Kid Cudi Paid Tribute to Kurt Cobain in a Custom Off-White Dress on SNL
Last night, Kid Cudi took to the stage in Studio 8H for the first of his two Saturday Night Live performances wearing pretty typical Cudi gear: a fuzzy green cardigan, a
Chris Farley-memorializing T-shirt, jeans, and sparkly Nike Dunks. About what you'd expect from a musician with deep personal style and a serious jones for Cactus Plant Flea Market.
When the stage lights flashed up during his second appearance, though, they showed off something a little different: to perform his song “Sad People,” Kid Cudi was in a floor-length, spaghetti-strapped floral dress. Its sequins danced in the light.
Fans were quick to note that Cudi's dress looked an awful lot like the floral number Kurt Cobain used to wear—and that Cudi's performance happened to fall the same week as the 27th anniversary of Cobain's death in 1994. The tribute was all but impossible to ignore—Cudi not so long ago sampled Cobain on one of his songs, and after his own struggles with depression and suicidal thinking, took on the cause of mental health awareness. Eagle-eyed fans also noticed that Cudi's first outfit—the one with the green cardigan—seemed to reference another famous Cobain look, too. The guy did his homework.

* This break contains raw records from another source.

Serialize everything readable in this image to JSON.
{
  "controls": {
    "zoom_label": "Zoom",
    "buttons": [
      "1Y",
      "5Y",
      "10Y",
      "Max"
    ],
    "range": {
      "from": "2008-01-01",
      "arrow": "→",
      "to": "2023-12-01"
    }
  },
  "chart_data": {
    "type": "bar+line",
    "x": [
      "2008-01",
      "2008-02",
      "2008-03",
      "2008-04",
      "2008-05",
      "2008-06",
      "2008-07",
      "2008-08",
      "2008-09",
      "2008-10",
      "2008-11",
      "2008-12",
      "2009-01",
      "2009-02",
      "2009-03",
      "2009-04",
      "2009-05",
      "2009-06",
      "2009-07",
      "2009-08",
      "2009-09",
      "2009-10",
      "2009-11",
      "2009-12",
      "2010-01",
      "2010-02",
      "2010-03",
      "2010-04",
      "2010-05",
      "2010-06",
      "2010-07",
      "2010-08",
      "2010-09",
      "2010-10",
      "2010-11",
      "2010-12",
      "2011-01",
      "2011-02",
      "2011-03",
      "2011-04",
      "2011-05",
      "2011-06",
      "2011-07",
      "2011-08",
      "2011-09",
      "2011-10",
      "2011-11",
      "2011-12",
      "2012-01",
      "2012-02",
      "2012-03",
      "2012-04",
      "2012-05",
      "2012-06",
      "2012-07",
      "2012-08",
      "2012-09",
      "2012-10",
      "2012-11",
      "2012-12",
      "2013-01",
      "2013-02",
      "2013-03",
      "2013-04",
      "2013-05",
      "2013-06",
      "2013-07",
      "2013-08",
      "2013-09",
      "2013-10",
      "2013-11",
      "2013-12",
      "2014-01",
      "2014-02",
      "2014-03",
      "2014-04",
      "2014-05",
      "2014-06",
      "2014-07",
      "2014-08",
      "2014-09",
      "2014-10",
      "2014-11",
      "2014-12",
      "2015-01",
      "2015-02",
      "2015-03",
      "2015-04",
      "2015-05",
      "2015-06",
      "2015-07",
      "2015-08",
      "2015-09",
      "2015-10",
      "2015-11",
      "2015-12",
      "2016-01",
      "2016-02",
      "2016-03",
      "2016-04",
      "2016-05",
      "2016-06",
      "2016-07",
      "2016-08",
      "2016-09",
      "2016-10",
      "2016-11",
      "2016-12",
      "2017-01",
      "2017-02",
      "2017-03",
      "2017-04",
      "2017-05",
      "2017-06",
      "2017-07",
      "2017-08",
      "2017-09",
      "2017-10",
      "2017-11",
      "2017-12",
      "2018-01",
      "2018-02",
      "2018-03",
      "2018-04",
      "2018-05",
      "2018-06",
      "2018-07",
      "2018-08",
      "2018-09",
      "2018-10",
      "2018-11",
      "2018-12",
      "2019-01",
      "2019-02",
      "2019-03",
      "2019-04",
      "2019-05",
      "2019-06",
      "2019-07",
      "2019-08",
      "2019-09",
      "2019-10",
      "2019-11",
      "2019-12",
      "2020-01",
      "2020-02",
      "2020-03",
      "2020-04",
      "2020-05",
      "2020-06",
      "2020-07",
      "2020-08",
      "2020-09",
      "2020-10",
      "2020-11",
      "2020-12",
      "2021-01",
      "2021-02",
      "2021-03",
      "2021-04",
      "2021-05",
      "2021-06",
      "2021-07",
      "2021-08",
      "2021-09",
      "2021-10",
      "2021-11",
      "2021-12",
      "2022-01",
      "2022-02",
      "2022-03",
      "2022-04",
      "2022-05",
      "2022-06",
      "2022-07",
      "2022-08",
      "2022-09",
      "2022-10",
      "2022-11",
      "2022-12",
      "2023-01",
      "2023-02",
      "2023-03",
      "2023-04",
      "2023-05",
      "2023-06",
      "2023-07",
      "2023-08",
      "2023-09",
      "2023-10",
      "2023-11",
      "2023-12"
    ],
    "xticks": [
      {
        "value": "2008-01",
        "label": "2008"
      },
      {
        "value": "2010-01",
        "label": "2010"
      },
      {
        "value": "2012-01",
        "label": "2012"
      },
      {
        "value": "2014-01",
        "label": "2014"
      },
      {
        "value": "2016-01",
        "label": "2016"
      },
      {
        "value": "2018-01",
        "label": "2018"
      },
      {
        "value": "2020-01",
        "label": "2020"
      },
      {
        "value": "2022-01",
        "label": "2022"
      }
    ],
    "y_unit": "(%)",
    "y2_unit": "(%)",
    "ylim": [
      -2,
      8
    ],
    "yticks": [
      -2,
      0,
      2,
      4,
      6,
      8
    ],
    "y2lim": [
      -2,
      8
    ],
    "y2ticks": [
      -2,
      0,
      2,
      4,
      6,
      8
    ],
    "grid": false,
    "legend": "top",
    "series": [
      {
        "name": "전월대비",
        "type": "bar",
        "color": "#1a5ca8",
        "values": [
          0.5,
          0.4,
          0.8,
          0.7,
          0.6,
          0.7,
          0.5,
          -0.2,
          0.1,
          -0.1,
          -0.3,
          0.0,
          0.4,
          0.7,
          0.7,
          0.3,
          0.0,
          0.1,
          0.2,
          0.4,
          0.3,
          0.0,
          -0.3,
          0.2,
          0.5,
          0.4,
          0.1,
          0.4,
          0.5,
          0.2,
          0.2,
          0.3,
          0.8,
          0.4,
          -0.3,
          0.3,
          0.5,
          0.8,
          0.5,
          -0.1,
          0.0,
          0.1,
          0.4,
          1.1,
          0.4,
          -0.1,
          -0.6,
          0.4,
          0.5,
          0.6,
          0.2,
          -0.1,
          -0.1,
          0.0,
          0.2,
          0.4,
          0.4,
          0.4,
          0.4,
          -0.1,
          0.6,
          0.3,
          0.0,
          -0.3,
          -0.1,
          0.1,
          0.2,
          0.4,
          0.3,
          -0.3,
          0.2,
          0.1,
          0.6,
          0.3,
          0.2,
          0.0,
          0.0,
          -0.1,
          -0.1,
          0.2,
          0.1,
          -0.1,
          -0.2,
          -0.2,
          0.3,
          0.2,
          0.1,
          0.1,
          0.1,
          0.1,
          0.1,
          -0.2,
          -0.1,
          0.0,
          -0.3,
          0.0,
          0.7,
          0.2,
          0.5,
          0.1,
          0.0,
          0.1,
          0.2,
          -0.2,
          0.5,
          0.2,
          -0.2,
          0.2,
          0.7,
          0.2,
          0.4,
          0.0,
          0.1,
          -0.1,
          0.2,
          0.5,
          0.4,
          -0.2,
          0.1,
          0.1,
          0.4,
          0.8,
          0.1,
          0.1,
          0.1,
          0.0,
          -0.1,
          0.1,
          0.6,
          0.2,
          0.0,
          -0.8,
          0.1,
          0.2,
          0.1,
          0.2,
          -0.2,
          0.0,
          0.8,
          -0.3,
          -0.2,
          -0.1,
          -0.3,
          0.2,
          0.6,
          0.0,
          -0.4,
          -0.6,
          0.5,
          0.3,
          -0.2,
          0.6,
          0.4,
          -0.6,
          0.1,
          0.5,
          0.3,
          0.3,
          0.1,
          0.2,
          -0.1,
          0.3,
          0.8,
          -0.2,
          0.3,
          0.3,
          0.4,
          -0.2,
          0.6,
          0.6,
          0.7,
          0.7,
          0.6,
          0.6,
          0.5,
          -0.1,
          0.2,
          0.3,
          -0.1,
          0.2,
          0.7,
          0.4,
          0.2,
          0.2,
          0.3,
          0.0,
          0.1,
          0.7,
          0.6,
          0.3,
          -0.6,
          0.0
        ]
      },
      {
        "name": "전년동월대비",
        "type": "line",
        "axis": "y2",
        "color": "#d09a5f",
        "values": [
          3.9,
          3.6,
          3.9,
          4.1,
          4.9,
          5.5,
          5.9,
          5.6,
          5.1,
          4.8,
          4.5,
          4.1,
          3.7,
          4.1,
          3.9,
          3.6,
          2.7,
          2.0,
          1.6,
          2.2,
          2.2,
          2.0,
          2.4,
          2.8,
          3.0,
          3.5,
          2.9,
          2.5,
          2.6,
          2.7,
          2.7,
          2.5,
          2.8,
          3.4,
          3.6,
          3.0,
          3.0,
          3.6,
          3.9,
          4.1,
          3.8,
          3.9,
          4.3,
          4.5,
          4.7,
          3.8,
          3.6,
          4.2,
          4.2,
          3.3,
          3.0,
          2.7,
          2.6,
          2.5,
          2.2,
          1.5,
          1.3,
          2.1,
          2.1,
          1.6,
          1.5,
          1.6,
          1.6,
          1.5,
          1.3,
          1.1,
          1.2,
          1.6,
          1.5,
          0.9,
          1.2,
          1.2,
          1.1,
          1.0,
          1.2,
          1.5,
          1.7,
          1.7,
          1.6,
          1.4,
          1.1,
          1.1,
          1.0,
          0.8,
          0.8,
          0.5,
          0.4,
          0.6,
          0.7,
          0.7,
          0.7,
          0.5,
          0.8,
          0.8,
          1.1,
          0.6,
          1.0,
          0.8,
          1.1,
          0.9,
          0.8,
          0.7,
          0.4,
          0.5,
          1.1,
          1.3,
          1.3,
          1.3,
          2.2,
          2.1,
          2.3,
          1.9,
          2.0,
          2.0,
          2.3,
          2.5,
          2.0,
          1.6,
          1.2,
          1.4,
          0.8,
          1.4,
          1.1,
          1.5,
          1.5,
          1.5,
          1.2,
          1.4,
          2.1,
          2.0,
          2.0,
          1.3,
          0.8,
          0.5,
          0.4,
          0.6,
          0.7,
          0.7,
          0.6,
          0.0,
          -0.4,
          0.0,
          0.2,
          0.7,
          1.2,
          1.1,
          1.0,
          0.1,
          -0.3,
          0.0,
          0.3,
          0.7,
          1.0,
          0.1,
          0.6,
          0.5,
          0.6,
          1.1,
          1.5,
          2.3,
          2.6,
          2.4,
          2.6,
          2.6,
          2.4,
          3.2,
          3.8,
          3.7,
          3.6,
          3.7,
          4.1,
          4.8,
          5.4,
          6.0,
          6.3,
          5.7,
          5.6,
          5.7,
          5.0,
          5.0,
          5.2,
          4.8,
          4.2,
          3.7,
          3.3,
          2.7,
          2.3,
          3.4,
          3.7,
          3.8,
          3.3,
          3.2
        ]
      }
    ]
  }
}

While Cobain famously filched his dress from Nirvana's publicist, Cudi's has serious fashion provenance. On Instagram, Virgil Abloh shared that the piece was custom Off-White, “specially reserved for Mr. Rager only.” And if you picked up the April issue of GQ, you might have seen a pretty similar look: in our “Bite This Style” feature, we noted that Cobain's legendary dress now feels awfully of the moment.
Of course, things have changed since Cobain's dress shocked Nirvana fans in 1990. Harry Styles wore a Gucci dress on the cover of Vogue. NBA players are wearing skirts in the pregame tunnel. Gender-fluid fashion isn't really a buzzword anymore—it's just something many of the coolest people on the planet do when they get dressed, seemingly without thinking too much about it. Cudi's matter-of-fact dress—paired with a wildly icy chain—followed that line of thinking.
Having paid tribute to a music legend, Cudi closed out his performance about the only way he could: by grabbing a handful of dress in each hand and giving the audience a polite curtsy. The crowd went wild.